Мы смотрели в бинокли, как английские военные суда быстро подходили к Батуму. Суда еще шли полным ходом, как шлюпки и катера на ходу спускались, и едва пристали, как морская пехота ринулась вдоль набережной. Сопротивления, впрочем, не было никакого. Мы вернулись от Пассека домой, и на следующий день порт и часть города были «off limits» [24] и к берегу никого не пускали.
На следующий день мы, т. е. молодежь, пошли в город выяснить обстановку, посмотреть, кто эти самые англичане.
Последние оказались всех сортов и цветов – индусы (Бенгали) огромного роста и с огромными тюрбанами, бородатые «sikhs» [25] с длинными волосами, зачесанными под тюрбаны, «gurkha rifles» [26] – маленького роста, с широкополыми шляпами, вроде как у скаутов, с страшными «kukki» – широкими ножами – и с лицами слегка азиатского типа, хотя они чисто индоевропейского происхождения. Были и просто английские Томми, большинство небольшого роста, иногда даже тщедушные, кроме отдельных солдат и краснорожих здоровенных унтеров и сержантов.

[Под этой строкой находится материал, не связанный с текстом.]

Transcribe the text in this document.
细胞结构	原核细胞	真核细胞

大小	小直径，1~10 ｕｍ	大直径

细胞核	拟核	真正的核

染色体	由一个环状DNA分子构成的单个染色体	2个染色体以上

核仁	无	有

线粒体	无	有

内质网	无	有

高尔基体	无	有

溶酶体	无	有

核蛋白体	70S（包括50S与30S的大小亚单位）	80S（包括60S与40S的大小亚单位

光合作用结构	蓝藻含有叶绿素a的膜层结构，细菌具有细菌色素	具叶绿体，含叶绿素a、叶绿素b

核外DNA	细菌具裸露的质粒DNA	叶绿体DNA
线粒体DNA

Все, кто бы они не были, как на подбор прекрасно одеты, с добротной обувью, а офицеры в красивой форме. Но главное, что меня поразило, – это качество конского состава и мулов – последние громадного роста. И кони, и мулы выстрижены, кроме ног и брюха, вычищены, лоснятся от хорошего ухода и корма. Седла и сбруи высокого качества. На любую обозную лошадь можно заглядеться! Вскоре выяснилось, что отношение англичан к туркам презрительное, часто грубое и даже оскорбительное, словно турки животные, и это несправедливо. Турецкий солдат, аскер, храбр, нетребователен и послушен. При хорошем офицерском составе, если его кормить и о нем заботиться, то он один из лучших пехотинцев в мире.
20
Предвоенного времени (франц.).
21
Это бедствие нашего бедного человечества (франц.).
22
Мы будем счастливы прийти вам на помощь, не сомневайтесь (франц.).
23
Английская эскадра (франц.).
24
Вход воспрещен (англ.).
25
Сикхи (англ.).
26
Стрелки-гурки (англ.).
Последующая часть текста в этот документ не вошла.